The delight of scientists and historians has quickly turned to anxiety, however. The manuscript is to be put up for auction in London on March 28 and is expected to sell for more than £1m, prompting Lord Rees of Ludlow, the president of the Royal Society to appeal for a "white knight" to buy the papers so they can be returned to the society's archive.

"It is a great pity that the Royal Society cannot itself afford to purchase them so that they could be restored to our collection of documents, from which they were removed at some point during our early history," he said.

Lisa Jardine, professor of renaissance studies at Queen Mary, University of London, and biographer of Hooke, said: "It would be a tragedy if it was to go elsewhere. This is the last bit of the jigsaw for the society's archive, which is otherwise intact from 1660. There are Hooke enthusiasts out there and some are very wealthy and the calamity would be if it were to end up in one of their private collections where the broader community would be unable to study it."

Minutes from December 1679 describe correspondence between Hooke and Newton proposing an experiment to confirm the rotation of the Earth. The notes include a suggestion from Sir Christopher Wren, Hooke's closest friend, to test the hypothesis by "shooting of a bullet upwards at a certaine angle from the perpendicular round every way - thereby to see whether the bullets soe shot would all fall in a perfect circle".

Hooke became embroiled in a bitter controversy himself that remained a mystery until the new manuscript emerged. In 1675, the Dutch physicist Christiaan Huygens claimed to have designed a watch that, unusually, kept the correct time for days on end, thanks to tiny springs in the mechanism. Such a watch was precisely what was needed if longitude was ever to be measured.

On hearing of Huygens' claim, Hooke was incensed, having shown just such a watch to the Royal Society five years earlier. He was convinced someone had leaked his design to Huygens and in an effort to prove it, he scoured the notes of the society's minutes but found no record.

In the latest manuscript, Hooke describes painstakingly working through the draft minutes of the society's meetings in search of evidence. He found that on June 23 1670, his predecessor, Henry Oldenburg, had written: "The curator [Hooke] produced a pocketwatch of a new contrivance devized by himself, which he affirmed should goe as equally as a pendullum, and without stopping, and might be made to goe for 8 days."
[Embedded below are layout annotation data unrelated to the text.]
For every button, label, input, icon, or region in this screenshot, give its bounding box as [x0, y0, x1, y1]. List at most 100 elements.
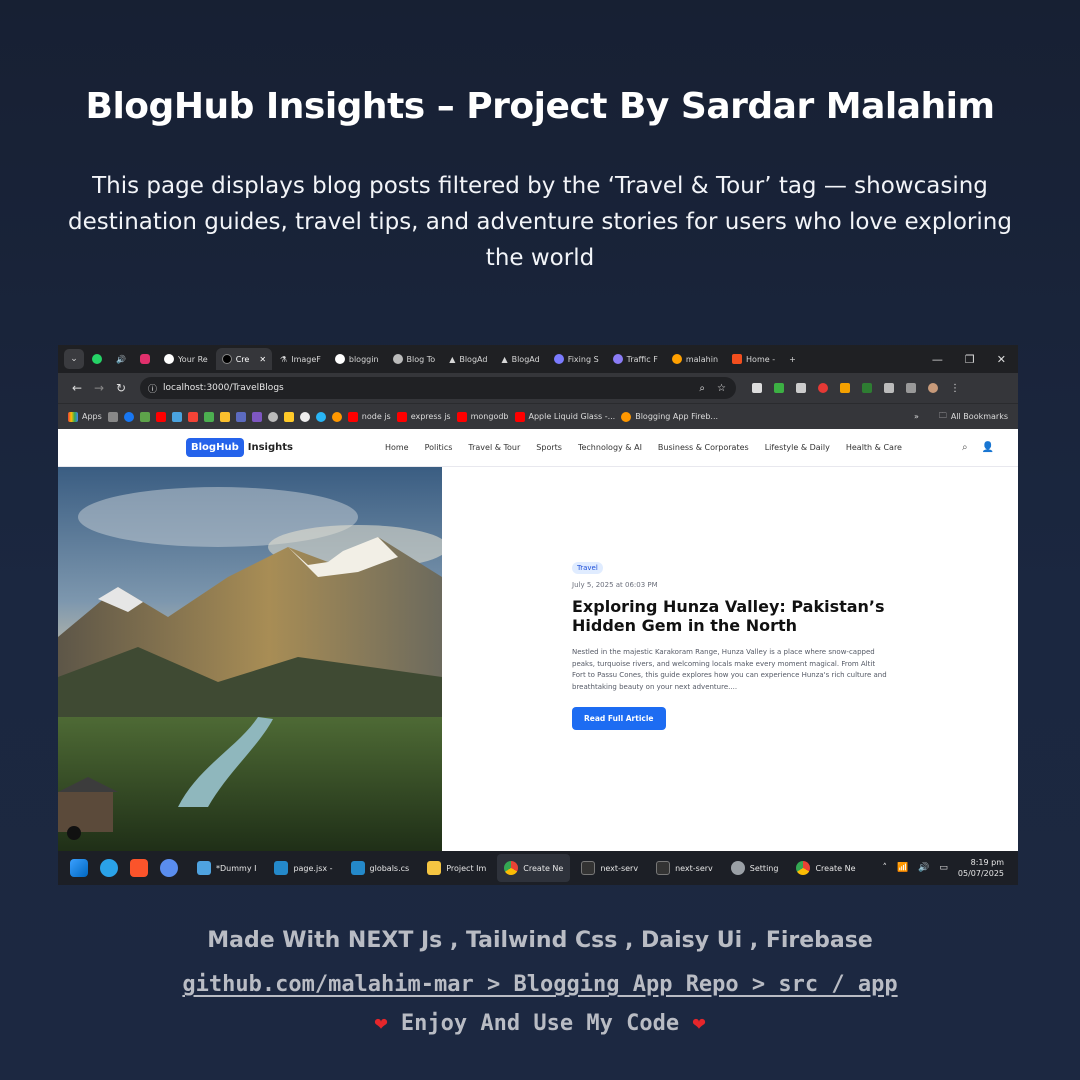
nav-politics[interactable]: Politics: [425, 443, 453, 452]
camera-icon[interactable]: [752, 383, 762, 393]
bookmark-blogging-app[interactable]: Blogging App Fireb...: [621, 411, 718, 422]
star-icon[interactable]: ☆: [717, 383, 726, 394]
forward-icon[interactable]: →: [88, 381, 110, 395]
tab-3[interactable]: bloggin: [329, 348, 385, 370]
tab-0[interactable]: Your Re: [158, 348, 214, 370]
firebase-icon[interactable]: [331, 411, 342, 422]
close-window-icon[interactable]: ✕: [997, 353, 1006, 366]
tab-search-icon[interactable]: ⌄: [64, 349, 84, 369]
facebook-icon[interactable]: [123, 411, 134, 422]
tab-5[interactable]: ▲ BlogAd: [443, 348, 493, 370]
back-icon[interactable]: ←: [66, 381, 88, 395]
tab-4[interactable]: Blog To: [387, 348, 442, 370]
nav-technology-ai[interactable]: Technology & AI: [578, 443, 642, 452]
taskbar-app-6[interactable]: next-serv: [649, 854, 720, 882]
minimize-icon[interactable]: —: [932, 353, 943, 366]
address-bar[interactable]: ⓘ localhost:3000/TravelBlogs ⌕ ☆: [140, 377, 736, 399]
extension-green-icon[interactable]: [862, 383, 872, 393]
tab-1[interactable]: Cre ✕: [215, 348, 273, 370]
search-icon[interactable]: [100, 859, 118, 877]
battery-icon[interactable]: ▭: [939, 863, 948, 873]
taskbar-app-label: Create Ne: [815, 863, 856, 873]
taskbar-app-7[interactable]: Setting: [724, 854, 786, 882]
puzzle-icon[interactable]: [884, 383, 894, 393]
windows-start-icon[interactable]: [70, 859, 88, 877]
tab-7[interactable]: Fixing S: [548, 348, 605, 370]
pinned-instagram-tab[interactable]: [134, 348, 156, 370]
tab-8[interactable]: Traffic F: [607, 348, 664, 370]
taskbar-app-2[interactable]: globals.cs: [344, 854, 417, 882]
taskbar-app-8[interactable]: Create Ne: [789, 854, 862, 882]
nav-lifestyle-daily[interactable]: Lifestyle & Daily: [765, 443, 830, 452]
taskbar-app-5[interactable]: next-serv: [574, 854, 645, 882]
bookmark-node-js[interactable]: node js: [347, 411, 391, 422]
shopify-icon[interactable]: [139, 411, 150, 422]
wifi-icon[interactable]: 📶: [897, 863, 908, 873]
chevron-up-icon[interactable]: ˄: [882, 863, 887, 873]
repo-link[interactable]: github.com/malahim-mar > Blogging App Re…: [182, 972, 897, 997]
site-info-icon[interactable]: ⓘ: [148, 382, 157, 395]
chevron-right-icon[interactable]: »: [914, 412, 919, 421]
chat-icon[interactable]: [315, 411, 326, 422]
taskbar-app-0[interactable]: *Dummy I: [190, 854, 263, 882]
user-icon[interactable]: 👤: [982, 442, 994, 453]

By mistake, Oldenburg failed to record the event in the finalised minutes, and the design was probably leaked by accident some time later.

The irony is that Hooke tore the page out of the draft minutes and stuck it in his own notes, so historians were never able to verify his claim. "It was all the proof we needed," said Prof Jardine.

Michael Hunter, professor of history at Birkbeck College, London, said: "It is an extraordinary discovery, filling a gap in the documentation of the early Royal Society and including details of discussions at various meetings that have hitherto been unknown."